Graph Valid Tree

Question

from lintcode
Given n nodes labeled from 0 to n - 1 and a list of undirected edges (each edge is a pair of nodes), write a function to check whether these edges make up a valid tree.
Notice
You can assume that no duplicate edges will appear in edges. Since all edges are undirected, [0, 1] is the same as [1, 0] and thus will not appear together in edges.
Example
Given n = 5 and edges = [[0, 1], [0, 2], [0, 3], [1, 4]], return true.

Given n = 5 and edges = [[0, 1], [1, 2], [2, 3], [1, 3], [1, 4]], return false.

Idea

Let me explain the data structure Union Find. This structure is very useful when you only want to find out interconnected domains in a graph. A domain means elements inside are interconnected.

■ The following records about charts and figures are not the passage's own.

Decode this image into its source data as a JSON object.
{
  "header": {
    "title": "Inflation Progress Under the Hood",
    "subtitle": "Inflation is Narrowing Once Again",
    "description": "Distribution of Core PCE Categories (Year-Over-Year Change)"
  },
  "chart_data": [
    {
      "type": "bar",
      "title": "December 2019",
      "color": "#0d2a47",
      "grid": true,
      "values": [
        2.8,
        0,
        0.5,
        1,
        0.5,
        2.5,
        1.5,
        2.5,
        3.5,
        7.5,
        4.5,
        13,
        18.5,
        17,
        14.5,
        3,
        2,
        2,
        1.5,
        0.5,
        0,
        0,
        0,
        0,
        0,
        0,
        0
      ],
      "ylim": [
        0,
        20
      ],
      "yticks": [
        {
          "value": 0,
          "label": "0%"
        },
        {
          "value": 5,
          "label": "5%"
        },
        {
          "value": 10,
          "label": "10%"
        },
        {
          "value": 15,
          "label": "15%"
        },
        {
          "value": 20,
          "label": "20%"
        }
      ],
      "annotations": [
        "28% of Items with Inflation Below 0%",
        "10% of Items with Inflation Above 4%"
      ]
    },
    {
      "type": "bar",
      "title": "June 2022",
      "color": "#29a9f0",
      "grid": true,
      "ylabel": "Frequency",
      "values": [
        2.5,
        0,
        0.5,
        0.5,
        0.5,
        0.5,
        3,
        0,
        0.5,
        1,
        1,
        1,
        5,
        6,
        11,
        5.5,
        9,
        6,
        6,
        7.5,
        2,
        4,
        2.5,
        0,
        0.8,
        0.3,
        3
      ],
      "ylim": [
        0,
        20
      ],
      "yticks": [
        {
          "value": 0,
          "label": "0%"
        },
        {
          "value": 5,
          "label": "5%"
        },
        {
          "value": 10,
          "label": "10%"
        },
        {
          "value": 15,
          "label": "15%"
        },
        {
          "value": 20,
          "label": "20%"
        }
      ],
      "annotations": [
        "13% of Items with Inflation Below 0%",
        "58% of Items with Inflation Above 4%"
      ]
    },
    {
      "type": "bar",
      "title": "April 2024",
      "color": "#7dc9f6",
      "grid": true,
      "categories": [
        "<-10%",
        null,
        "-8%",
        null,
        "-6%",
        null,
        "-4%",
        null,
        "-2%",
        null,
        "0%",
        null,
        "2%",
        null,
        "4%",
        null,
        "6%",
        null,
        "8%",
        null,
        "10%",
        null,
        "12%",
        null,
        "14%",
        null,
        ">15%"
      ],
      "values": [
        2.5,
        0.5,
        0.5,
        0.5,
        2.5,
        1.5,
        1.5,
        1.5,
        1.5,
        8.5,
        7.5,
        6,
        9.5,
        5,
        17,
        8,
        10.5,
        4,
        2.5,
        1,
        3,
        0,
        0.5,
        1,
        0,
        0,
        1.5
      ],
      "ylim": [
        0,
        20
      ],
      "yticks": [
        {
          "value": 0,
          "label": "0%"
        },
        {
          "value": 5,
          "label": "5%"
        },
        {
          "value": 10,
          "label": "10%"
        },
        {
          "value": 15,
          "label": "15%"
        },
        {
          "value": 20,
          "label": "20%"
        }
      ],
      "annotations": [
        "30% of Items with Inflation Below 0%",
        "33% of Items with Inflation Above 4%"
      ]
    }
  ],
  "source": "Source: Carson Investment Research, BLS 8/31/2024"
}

For example, in a graph [ a to b, b to c, c to d, e to f], you got 2 domains: a, b, c, d and e, f.

Union Find means you maintain a root for each element. Elements in the same domain must point to the same root element. When two elements connected, you can make one of the two roots points to the other one.

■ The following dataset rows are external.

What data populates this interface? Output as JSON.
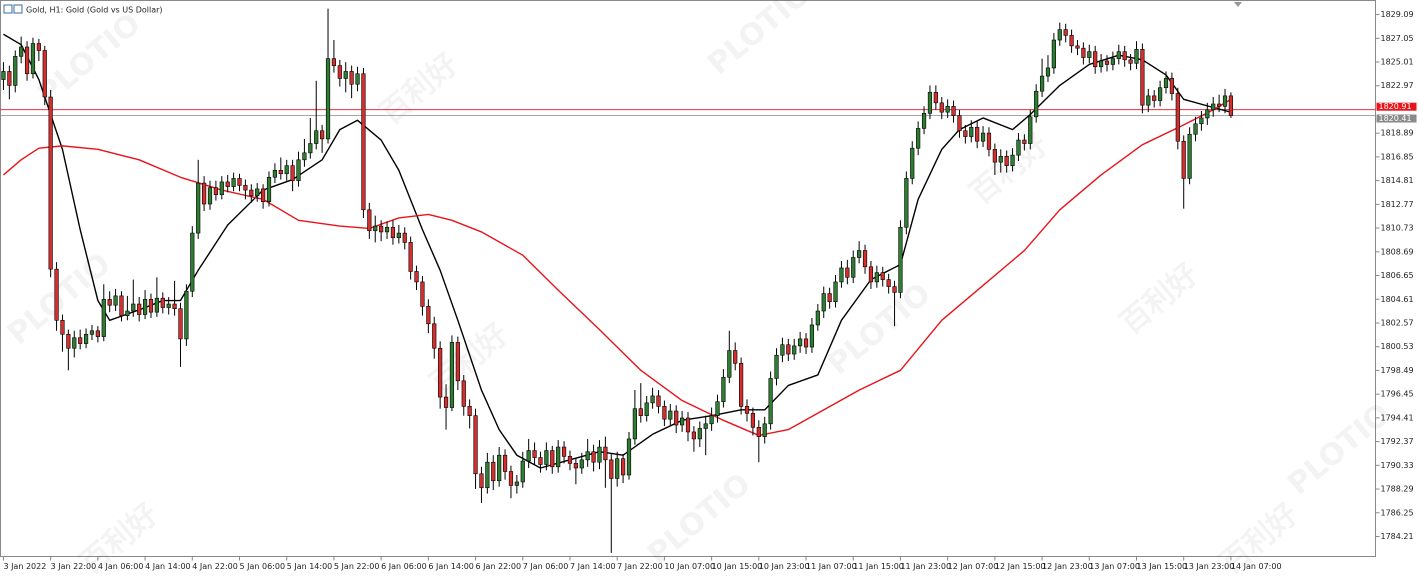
{
  "chart_data": {
    "type": "candlestick",
    "title": "Gold, H1:  Gold (Gold vs US Dollar)",
    "open": [
      1823.5,
      1824.2,
      1823.0,
      1825.5,
      1826.3,
      1824.0,
      1826.6,
      1826.0,
      1822.0,
      1807.2,
      1802.8,
      1801.6,
      1800.4,
      1801.3,
      1800.8,
      1801.6,
      1801.9,
      1801.4,
      1804.6,
      1804.1,
      1804.9,
      1803.2,
      1803.6,
      1804.2,
      1803.3,
      1804.6,
      1803.5,
      1804.7,
      1803.9,
      1804.2,
      1803.8,
      1801.2,
      1805.3,
      1810.3,
      1814.6,
      1812.8,
      1814.2,
      1813.6,
      1814.7,
      1814.3,
      1815.0,
      1814.4,
      1814.0,
      1813.5,
      1814.1,
      1813.0,
      1815.1,
      1815.7,
      1815.4,
      1816.1,
      1814.8,
      1816.6,
      1817.2,
      1818.0,
      1819.1,
      1818.4,
      1825.3,
      1824.7,
      1823.6,
      1824.2,
      1823.1,
      1824.0,
      1812.3,
      1810.5,
      1810.9,
      1810.4,
      1810.8,
      1809.9,
      1810.3,
      1809.5,
      1807.0,
      1806.1,
      1804.0,
      1802.5,
      1800.4,
      1796.2,
      1795.3,
      1800.9,
      1797.6,
      1795.4,
      1794.6,
      1789.6,
      1788.4,
      1790.6,
      1789.0,
      1791.2,
      1789.8,
      1788.6,
      1788.9,
      1790.7,
      1791.6,
      1791.0,
      1790.4,
      1791.6,
      1790.2,
      1791.9,
      1791.1,
      1790.5,
      1790.1,
      1790.8,
      1791.5,
      1790.6,
      1791.9,
      1790.8,
      1789.2,
      1790.9,
      1789.5,
      1792.6,
      1795.2,
      1794.6,
      1795.7,
      1796.3,
      1795.4,
      1794.3,
      1795.0,
      1793.8,
      1794.4,
      1793.2,
      1792.6,
      1793.5,
      1793.9,
      1794.6,
      1795.8,
      1797.9,
      1800.2,
      1799.1,
      1795.4,
      1794.8,
      1793.6,
      1792.8,
      1793.9,
      1797.8,
      1799.8,
      1800.7,
      1799.9,
      1800.6,
      1801.2,
      1800.5,
      1802.4,
      1803.6,
      1805.1,
      1804.4,
      1806.1,
      1807.3,
      1806.5,
      1808.2,
      1808.8,
      1807.4,
      1806.1,
      1806.9,
      1806.3,
      1805.7,
      1805.2,
      1810.8,
      1815.0,
      1817.6,
      1819.3,
      1820.6,
      1822.4,
      1821.5,
      1820.7,
      1821.2,
      1820.4,
      1819.1,
      1818.6,
      1819.4,
      1818.2,
      1818.9,
      1817.5,
      1816.4,
      1816.9,
      1816.1,
      1817.0,
      1818.3,
      1818.0,
      1820.3,
      1822.5,
      1823.8,
      1824.5,
      1826.9,
      1827.8,
      1827.3,
      1826.4,
      1826.2,
      1825.4,
      1825.9,
      1824.6,
      1825.1,
      1824.8,
      1825.3,
      1825.9,
      1825.2,
      1824.9,
      1826.1,
      1821.3,
      1822.1,
      1821.7,
      1822.8,
      1823.6,
      1822.3,
      1818.2,
      1815.0,
      1818.8,
      1819.7,
      1820.2,
      1820.9,
      1821.4,
      1821.2,
      1822.1
    ],
    "high": [
      1825.0,
      1824.7,
      1826.0,
      1827.2,
      1826.8,
      1827.1,
      1827.0,
      1826.4,
      1822.6,
      1807.8,
      1803.3,
      1802.0,
      1801.9,
      1802.0,
      1802.1,
      1802.4,
      1802.3,
      1805.9,
      1805.3,
      1805.5,
      1805.3,
      1804.9,
      1806.3,
      1804.8,
      1805.4,
      1805.1,
      1806.5,
      1805.2,
      1804.8,
      1806.2,
      1804.3,
      1805.9,
      1810.9,
      1816.6,
      1815.2,
      1814.8,
      1814.8,
      1815.2,
      1815.3,
      1815.5,
      1815.4,
      1814.9,
      1814.5,
      1814.6,
      1814.5,
      1815.6,
      1816.3,
      1816.8,
      1816.6,
      1816.6,
      1817.3,
      1818.4,
      1820.2,
      1823.4,
      1819.6,
      1829.6,
      1826.9,
      1825.2,
      1825.0,
      1824.7,
      1824.6,
      1824.5,
      1812.9,
      1811.8,
      1811.4,
      1811.3,
      1811.4,
      1811.0,
      1810.8,
      1810.0,
      1807.5,
      1806.6,
      1804.6,
      1803.1,
      1801.0,
      1797.3,
      1801.5,
      1801.4,
      1798.1,
      1796.0,
      1795.2,
      1790.2,
      1791.4,
      1791.2,
      1791.9,
      1791.7,
      1790.3,
      1789.5,
      1791.5,
      1792.6,
      1792.3,
      1791.5,
      1792.3,
      1792.0,
      1792.5,
      1792.4,
      1791.6,
      1791.0,
      1791.4,
      1792.6,
      1792.1,
      1792.5,
      1792.8,
      1791.3,
      1791.5,
      1791.3,
      1793.2,
      1796.8,
      1797.4,
      1796.3,
      1797.0,
      1796.8,
      1795.9,
      1795.6,
      1795.5,
      1795.0,
      1794.9,
      1793.7,
      1794.1,
      1794.6,
      1795.3,
      1796.4,
      1798.6,
      1801.9,
      1800.9,
      1799.6,
      1796.0,
      1795.3,
      1794.2,
      1794.5,
      1798.4,
      1800.4,
      1801.3,
      1801.2,
      1801.2,
      1801.8,
      1801.7,
      1803.0,
      1804.2,
      1805.7,
      1805.6,
      1806.7,
      1807.9,
      1808.0,
      1808.8,
      1809.6,
      1809.3,
      1807.9,
      1807.5,
      1807.4,
      1806.8,
      1806.2,
      1811.4,
      1815.6,
      1818.2,
      1819.9,
      1821.2,
      1823.0,
      1823.0,
      1822.0,
      1821.8,
      1821.7,
      1820.9,
      1819.6,
      1820.0,
      1819.9,
      1819.5,
      1819.4,
      1818.0,
      1817.5,
      1817.4,
      1817.6,
      1818.9,
      1818.8,
      1820.9,
      1823.1,
      1825.3,
      1825.6,
      1827.5,
      1828.4,
      1828.3,
      1827.8,
      1826.9,
      1826.7,
      1826.5,
      1826.4,
      1825.7,
      1825.6,
      1825.9,
      1826.5,
      1826.4,
      1825.7,
      1826.8,
      1826.6,
      1822.7,
      1822.6,
      1823.4,
      1824.2,
      1824.1,
      1822.8,
      1818.7,
      1819.4,
      1820.3,
      1820.8,
      1821.5,
      1822.0,
      1822.2,
      1822.7,
      1822.4
    ],
    "low": [
      1822.6,
      1821.8,
      1822.4,
      1824.9,
      1823.4,
      1823.6,
      1825.1,
      1821.3,
      1806.5,
      1801.9,
      1800.1,
      1798.5,
      1799.6,
      1800.3,
      1800.4,
      1801.1,
      1800.9,
      1801.0,
      1803.5,
      1803.6,
      1802.7,
      1802.8,
      1803.1,
      1802.7,
      1802.9,
      1803.0,
      1803.1,
      1803.4,
      1803.3,
      1803.2,
      1798.8,
      1800.6,
      1804.8,
      1809.8,
      1812.2,
      1812.3,
      1813.1,
      1813.2,
      1813.8,
      1813.9,
      1813.9,
      1813.2,
      1812.9,
      1813.0,
      1812.4,
      1812.6,
      1814.6,
      1814.9,
      1814.8,
      1813.9,
      1814.3,
      1816.0,
      1816.7,
      1817.5,
      1817.2,
      1818.0,
      1824.1,
      1822.9,
      1822.4,
      1821.9,
      1822.5,
      1811.6,
      1809.8,
      1809.5,
      1809.6,
      1809.8,
      1809.3,
      1809.4,
      1808.9,
      1806.3,
      1805.4,
      1803.2,
      1801.7,
      1799.5,
      1795.2,
      1793.4,
      1795.0,
      1796.8,
      1794.6,
      1793.5,
      1788.3,
      1787.1,
      1787.9,
      1788.2,
      1788.5,
      1789.1,
      1787.5,
      1787.9,
      1788.4,
      1790.1,
      1790.4,
      1789.7,
      1789.9,
      1789.6,
      1789.7,
      1790.5,
      1789.9,
      1788.7,
      1789.6,
      1790.2,
      1789.8,
      1790.0,
      1788.4,
      1782.8,
      1788.5,
      1788.8,
      1789.1,
      1792.1,
      1794.0,
      1794.1,
      1795.2,
      1794.8,
      1793.7,
      1793.8,
      1793.1,
      1793.2,
      1792.4,
      1791.5,
      1791.9,
      1791.2,
      1793.3,
      1794.0,
      1795.3,
      1797.4,
      1798.5,
      1794.7,
      1794.1,
      1792.9,
      1790.6,
      1792.2,
      1793.4,
      1797.2,
      1799.2,
      1799.3,
      1799.4,
      1800.0,
      1799.9,
      1800.0,
      1801.9,
      1803.0,
      1803.8,
      1803.9,
      1805.6,
      1805.9,
      1806.0,
      1807.7,
      1806.8,
      1805.5,
      1805.6,
      1805.7,
      1805.1,
      1802.3,
      1804.7,
      1810.2,
      1814.5,
      1817.0,
      1818.8,
      1820.1,
      1820.9,
      1820.1,
      1820.2,
      1819.8,
      1818.5,
      1818.0,
      1818.1,
      1817.6,
      1817.7,
      1816.9,
      1815.3,
      1815.5,
      1815.5,
      1815.6,
      1816.5,
      1817.4,
      1817.5,
      1819.8,
      1822.0,
      1823.3,
      1824.0,
      1826.4,
      1826.7,
      1825.8,
      1825.6,
      1824.8,
      1824.9,
      1824.0,
      1824.1,
      1824.2,
      1824.3,
      1824.8,
      1824.6,
      1824.3,
      1824.4,
      1820.6,
      1820.7,
      1821.1,
      1821.2,
      1822.3,
      1821.7,
      1817.5,
      1812.4,
      1814.5,
      1818.2,
      1819.1,
      1819.6,
      1820.3,
      1820.7,
      1820.6,
      1820.2
    ],
    "close": [
      1824.2,
      1823.0,
      1825.5,
      1826.3,
      1824.0,
      1826.6,
      1826.0,
      1822.0,
      1807.2,
      1802.8,
      1801.6,
      1800.4,
      1801.3,
      1800.8,
      1801.6,
      1801.9,
      1801.4,
      1804.6,
      1804.1,
      1804.9,
      1803.2,
      1803.6,
      1804.2,
      1803.3,
      1804.6,
      1803.5,
      1804.7,
      1803.9,
      1804.2,
      1803.8,
      1801.2,
      1805.3,
      1810.3,
      1814.6,
      1812.8,
      1814.2,
      1813.6,
      1814.7,
      1814.3,
      1815.0,
      1814.4,
      1814.0,
      1813.5,
      1814.1,
      1813.0,
      1815.1,
      1815.7,
      1815.4,
      1816.1,
      1814.8,
      1816.6,
      1817.2,
      1818.0,
      1819.1,
      1818.4,
      1825.3,
      1824.7,
      1823.6,
      1824.2,
      1823.1,
      1824.0,
      1812.3,
      1810.5,
      1810.9,
      1810.4,
      1810.8,
      1809.9,
      1810.3,
      1809.5,
      1807.0,
      1806.1,
      1804.0,
      1802.5,
      1800.4,
      1796.2,
      1795.3,
      1800.9,
      1797.6,
      1795.4,
      1794.6,
      1789.6,
      1788.4,
      1790.6,
      1789.0,
      1791.2,
      1789.8,
      1788.6,
      1788.9,
      1790.7,
      1791.6,
      1791.0,
      1790.4,
      1791.6,
      1790.2,
      1791.9,
      1791.1,
      1790.5,
      1790.1,
      1790.8,
      1791.5,
      1790.6,
      1791.9,
      1790.8,
      1789.2,
      1790.9,
      1789.5,
      1792.6,
      1795.2,
      1794.6,
      1795.7,
      1796.3,
      1795.4,
      1794.3,
      1795.0,
      1793.8,
      1794.4,
      1793.2,
      1792.6,
      1793.5,
      1793.9,
      1794.6,
      1795.8,
      1797.9,
      1800.2,
      1799.1,
      1795.4,
      1794.8,
      1793.6,
      1792.8,
      1793.9,
      1797.8,
      1799.8,
      1800.7,
      1799.9,
      1800.6,
      1801.2,
      1800.5,
      1802.4,
      1803.6,
      1805.1,
      1804.4,
      1806.1,
      1807.3,
      1806.5,
      1808.2,
      1808.8,
      1807.4,
      1806.1,
      1806.9,
      1806.3,
      1805.7,
      1805.2,
      1810.8,
      1815.0,
      1817.6,
      1819.3,
      1820.6,
      1822.4,
      1821.5,
      1820.7,
      1821.2,
      1820.4,
      1819.1,
      1818.6,
      1819.4,
      1818.2,
      1818.9,
      1817.5,
      1816.4,
      1816.9,
      1816.1,
      1817.0,
      1818.3,
      1818.0,
      1820.3,
      1822.5,
      1823.8,
      1824.5,
      1826.9,
      1827.8,
      1827.3,
      1826.4,
      1826.2,
      1825.4,
      1825.9,
      1824.6,
      1825.1,
      1824.8,
      1825.3,
      1825.9,
      1825.2,
      1824.9,
      1826.1,
      1821.3,
      1822.1,
      1821.7,
      1822.8,
      1823.6,
      1822.3,
      1818.2,
      1815.0,
      1818.8,
      1819.7,
      1820.2,
      1820.9,
      1821.4,
      1821.2,
      1822.1,
      1820.41
    ],
    "up_color": "#2e7d32",
    "down_color": "#d32f2f",
    "xlim": [
      -0.5,
      232.5
    ],
    "ylim": [
      1782.49,
      1830.3
    ],
    "xticks": [
      {
        "value": 0,
        "label": "3 Jan 2022"
      },
      {
        "value": 8,
        "label": "3 Jan 22:00"
      },
      {
        "value": 16,
        "label": "4 Jan 06:00"
      },
      {
        "value": 24,
        "label": "4 Jan 14:00"
      },
      {
        "value": 32,
        "label": "4 Jan 22:00"
      },
      {
        "value": 40,
        "label": "5 Jan 06:00"
      },
      {
        "value": 48,
        "label": "5 Jan 14:00"
      },
      {
        "value": 56,
        "label": "5 Jan 22:00"
      },
      {
        "value": 64,
        "label": "6 Jan 06:00"
      },
      {
        "value": 72,
        "label": "6 Jan 14:00"
      },
      {
        "value": 80,
        "label": "6 Jan 22:00"
      },
      {
        "value": 88,
        "label": "7 Jan 06:00"
      },
      {
        "value": 96,
        "label": "7 Jan 14:00"
      },
      {
        "value": 104,
        "label": "7 Jan 22:00"
      },
      {
        "value": 112,
        "label": "10 Jan 07:00"
      },
      {
        "value": 120,
        "label": "10 Jan 15:00"
      },
      {
        "value": 128,
        "label": "10 Jan 23:00"
      },
      {
        "value": 136,
        "label": "11 Jan 07:00"
      },
      {
        "value": 144,
        "label": "11 Jan 15:00"
      },
      {
        "value": 152,
        "label": "11 Jan 23:00"
      },
      {
        "value": 160,
        "label": "12 Jan 07:00"
      },
      {
        "value": 168,
        "label": "12 Jan 15:00"
      },
      {
        "value": 176,
        "label": "12 Jan 23:00"
      },
      {
        "value": 184,
        "label": "13 Jan 07:00"
      },
      {
        "value": 192,
        "label": "13 Jan 15:00"
      },
      {
        "value": 200,
        "label": "13 Jan 23:00"
      },
      {
        "value": 208,
        "label": "14 Jan 07:00"
      }
    ],
    "yticks": [
      1784.21,
      1786.25,
      1788.29,
      1790.33,
      1792.37,
      1794.41,
      1796.45,
      1798.49,
      1800.53,
      1802.57,
      1804.61,
      1806.65,
      1808.69,
      1810.73,
      1812.77,
      1814.81,
      1816.85,
      1818.89,
      1822.97,
      1825.01,
      1827.05,
      1829.09
    ],
    "series": [
      {
        "type": "line",
        "color": "#000000",
        "x": [
          0,
          3,
          6,
          10,
          13,
          16,
          18,
          23,
          27,
          30,
          33,
          38,
          44,
          49,
          54,
          57,
          60,
          64,
          67,
          71,
          74,
          77,
          81,
          84,
          87,
          91,
          96,
          101,
          105,
          110,
          115,
          120,
          125,
          129,
          133,
          138,
          142,
          147,
          152,
          155,
          159,
          162,
          166,
          171,
          174,
          179,
          184,
          189,
          193,
          197,
          200,
          205,
          208
        ],
        "values": [
          1827.4,
          1826.5,
          1823.5,
          1817.5,
          1810.6,
          1804.5,
          1802.8,
          1803.7,
          1804.5,
          1804.5,
          1807.1,
          1811.0,
          1814.0,
          1814.9,
          1816.6,
          1819.2,
          1820.0,
          1818.3,
          1815.7,
          1810.6,
          1807.1,
          1802.8,
          1796.8,
          1793.4,
          1791.2,
          1790.1,
          1790.8,
          1791.5,
          1791.2,
          1793.0,
          1794.2,
          1794.6,
          1795.1,
          1795.1,
          1797.2,
          1798.1,
          1802.8,
          1806.3,
          1807.6,
          1813.2,
          1817.5,
          1819.2,
          1820.2,
          1819.2,
          1820.5,
          1823.0,
          1824.8,
          1825.6,
          1825.2,
          1823.9,
          1821.8,
          1821.1,
          1820.7
        ]
      },
      {
        "type": "line",
        "color": "#e8141b",
        "x": [
          0,
          3,
          6,
          10,
          16,
          23,
          30,
          37,
          44,
          50,
          57,
          62,
          67,
          72,
          76,
          81,
          88,
          94,
          101,
          108,
          115,
          122,
          128,
          133,
          139,
          145,
          152,
          159,
          166,
          173,
          179,
          186,
          193,
          200,
          205,
          208
        ],
        "values": [
          1815.3,
          1816.6,
          1817.6,
          1817.8,
          1817.5,
          1816.6,
          1815.1,
          1814.0,
          1813.2,
          1811.4,
          1810.9,
          1810.7,
          1811.6,
          1811.9,
          1811.4,
          1810.4,
          1808.4,
          1805.4,
          1802.0,
          1798.5,
          1795.9,
          1794.2,
          1792.9,
          1793.4,
          1795.1,
          1796.8,
          1798.5,
          1802.8,
          1805.8,
          1808.8,
          1812.3,
          1815.3,
          1817.9,
          1819.6,
          1820.9,
          1821.8
        ]
      }
    ],
    "price_lines": [
      {
        "value": 1820.91,
        "color": "#e8141b"
      },
      {
        "value": 1820.41,
        "color": "#8a8a8a"
      }
    ]
  },
  "watermark": {
    "brand": "PLOTIO",
    "cn": "百利好"
  }
}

That's all background knowledge needed.

For this question you have to know the definition of a valid tree:

A tree data structure can be defined recursively (locally) as a collection of nodes (starting at a root node), where each node is a data structure consisting of a value, together with a list of references to nodes (the "children"), with the constraints that no reference is duplicated, and none points to the root. -- WikiPedia

The key point is no reference is duplicated.

Also, it is known that a tree with n nodes contains exactly n - 1 edges. This guarantees each node must be linked or link to some nodes.

Think of this: A tree is basically ONE domain. If you keep connecting the input node pairs, they will always point to the same root. BUT if you detect that the pair of nodes already points to the same root before you connect them, you prove the existence of duplicated reference and therefore prove its invalidness.

class UnionFind<T> {

    private HashMap<T,T> rootMap = null;
    private long connectedGroupCount;

    private void addWithoutCheck(T x){
        rootMap.put(x, x);
        connectedGroupCount += 1;
    }

    public UnionFind(){
        rootMap = new HashMap<T, T>();
        connectedGroupCount = 0;
    }

    public void add(T x){
        T root = rootMap.get(x);

        if (root == null){
            addWithoutCheck(x);
        }
    }

    public T find(T x){

        if (!rootMap.containsKey(x)){
            addWithoutCheck(x);
        }
        
        T root = rootMap.get(x);

        if (root.equals(x)){
            return x;
        }
        else{
            rootMap.put(x,find(root));
        }
        return rootMap.get(x);
    }

    public void connect(T a, T b){
        T root_a = find(a);
        T root_b = find(b);

        if (!root_a.equals(root_b)){
            rootMap.put(root_a, root_b);
            connectedGroupCount--;
        }
    }

    public long count(){
        return connectedGroupCount;
    }

}

public class Solution {
    /*
     * @param n: An integer
     * @param edges: a list of undirected edges
     * @return: true if it's a valid tree, or false
     */
    public boolean validTree(int n, int[][] edges) {
        
        if (n-1 != edges.length)
          return false;
        
        UnionFind<Integer> uf = new UnionFind<Integer>();
          
        for (int edge_j = 0; edge_j < edges.length; edge_j++){
            int a = edges[edge_j][0];
            int b = edges[edge_j][1];
            if (uf.find(a) == uf.find(b))
              return false;
            uf.connect(a, b);
        }
        return true;
    }
}